第15話 一方、レオたちは
鉄と鉄が叩き合う音。
それらに混じって、小さくも確かに聞こえる軋む音。
(確かに嘘は言ってないのだろう。このまま長引けば、私の魔剣は砕け散る)
古代魔道具を使い、限られた条件でのみ入手できる魔剣。
替えはない。
もしかしたら、修理できる鍛冶屋はいるかもしれないが……ゴブリンであるシズクは接触する事すら困難。
「参った、降参だ。攻撃を止めてくれ」
ジェルは攻撃の手を止めた。
おそらく連撃中は無呼吸運動だったのだろう。
深く呼吸を繰り返し、
ようやく「そうか」と呟き構えを解く。それから────
「どうして俺たちは戦い始めたのだったか?」
その様子に堪えきれずにシズクは笑う。
「お前、戦っている時は
「そうか? そんな事、初めて言われた」
「わるい、わるい。お前の事を試したわ。気に入った! 仲間にならないか?」
「仲間? ゴブリンの仲間か……?」
「いやいや、お前だって興味あるだろ? この古代魔道具についてよぉ」
「それは……もちろんある。コレがなかったら、俺はここで死んでいた。お前等に殺されていただろう」
「あ~ そりゃすまん、すまん。うっかり殺す所だったわ。それは水に流してくれ」
「――――大丈夫だ。すっかり、殺意はなくなったよ」
それからジェルは、こう続けた。
「それで? お前の仲間になって何をするんだ? 古代魔道具を探すのか?」
「いや、そうじゃない。ゴブリンを使って古代魔道具を探索するのにも限界を感じていた。私をお前たちと同じ――――冒険者になる方法を教えてほしい」
・・・
・・・・・・
・・・・・・・・・
――――町――冒険者ギルド――――
冒険者ギルドに隣接している酒場に浴びるように酒を飲んでいる男がいた。
その男に仲間らしき女性が近づいた。
「まだ飲んでいるのかい、レオ?」
男の名前はレオ・ライオンハート。
ジェル・クロウを迷宮で囮に使うため、置き去りにした仲間たちの頭目だ。
「あん? 誰だお前……なんだ、ドロシーか? 見つかったか、アイツの代わり」
「いや」と魔法使いのドロシーは短く首を振った。
「経験豊かな斥候って条件だと、希望の集まりが良くないよ。
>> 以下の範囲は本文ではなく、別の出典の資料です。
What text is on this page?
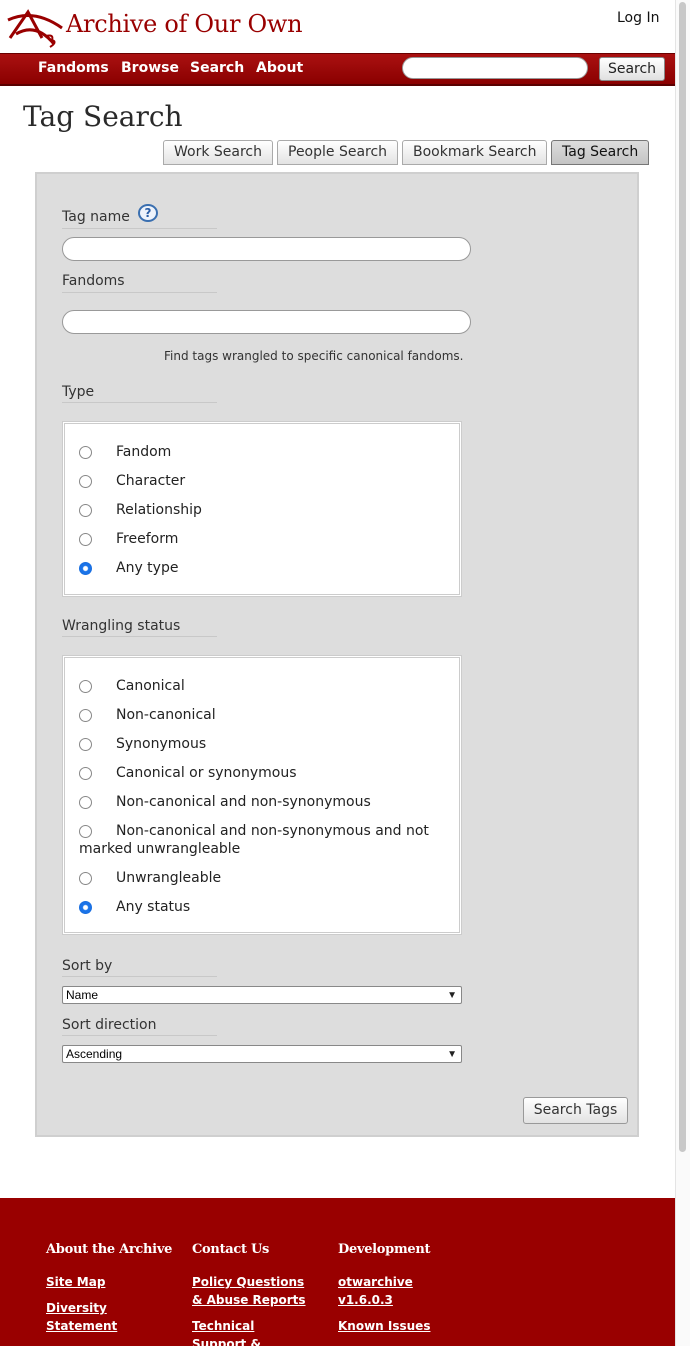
Archive of Our Own	Log In
Fandoms Browse Search About	Search
Tag Search
Work Search	People Search	Bookmark Search	Tag Search
Tag name	?
Fandoms
Find tags wrangled to specific canonical fandoms.
Type
Fandom
Character
Relationship
Freeform
Any type
Wrangling status
Canonical
Non-canonical
Synonymous
Canonical or synonymous
Non-canonical and non-synonymous
Non-canonical and non-synonymous and not marked unwrangleable
Unwrangleable
Any status
Sort by
Name	▼
Sort direction
Ascending	▼
Search Tags
About the Archive Contact Us	Development
Site Map
Diversity Statement
Policy Questions & Abuse Reports
Technical Support & Feedback
otwarchive v1.6.0.3
Known Issues
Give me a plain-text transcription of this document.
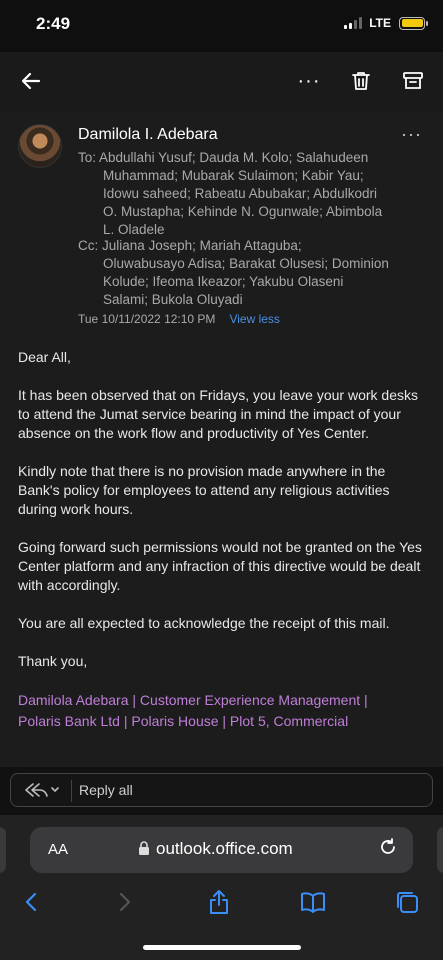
2:49	LTE
···
Damilola I. Adebara	···
To: Abdullahi Yusuf; Dauda M. Kolo; Salahudeen
Muhammad; Mubarak Sulaimon; Kabir Yau;
Idowu saheed; Rabeatu Abubakar; Abdulkodri
O. Mustapha; Kehinde N. Ogunwale; Abimbola
L. Oladele
Cc: Juliana Joseph; Mariah Attaguba;
Oluwabusayo Adisa; Barakat Olusesi; Dominion
Kolude; Ifeoma Ikeazor; Yakubu Olaseni
Salami; Bukola Oluyadi
Tue 10/11/2022 12:10 PM View less

Dear All,

It has been observed that on Fridays, you leave your work desks to attend the Jumat service bearing in mind the impact of your absence on the work flow and productivity of Yes Center.

Kindly note that there is no provision made anywhere in the Bank's policy for employees to attend any religious activities during work hours.

Going forward such permissions would not be granted on the Yes Center platform and any infraction of this directive would be dealt with accordingly.

You are all expected to acknowledge the receipt of this mail.

Thank you,

Damilola Adebara | Customer Experience Management |
Polaris Bank Ltd | Polaris House | Plot 5, Commercial
Reply all
AA	outlook.office.com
私たちB級冒険者に実力に見合うレベルは……」
「チッ! ここらの冒険者は度胸ねぇな。いきなりB級冒険者の仲間入りの機会だぜ? 普通、捨てるかよ」
「こ、声が大きいよ。他にも、いろんな冒険者たちがいるんだから、聞こえちゃうよ」
「聞かせてんだよ、雑魚どもに!」
「どうしちゃったんだよ? レオ、そんなに荒れて」
そんな2人の間に
「フン」と割って入って来たのは仲間の剣士であるシオンだった。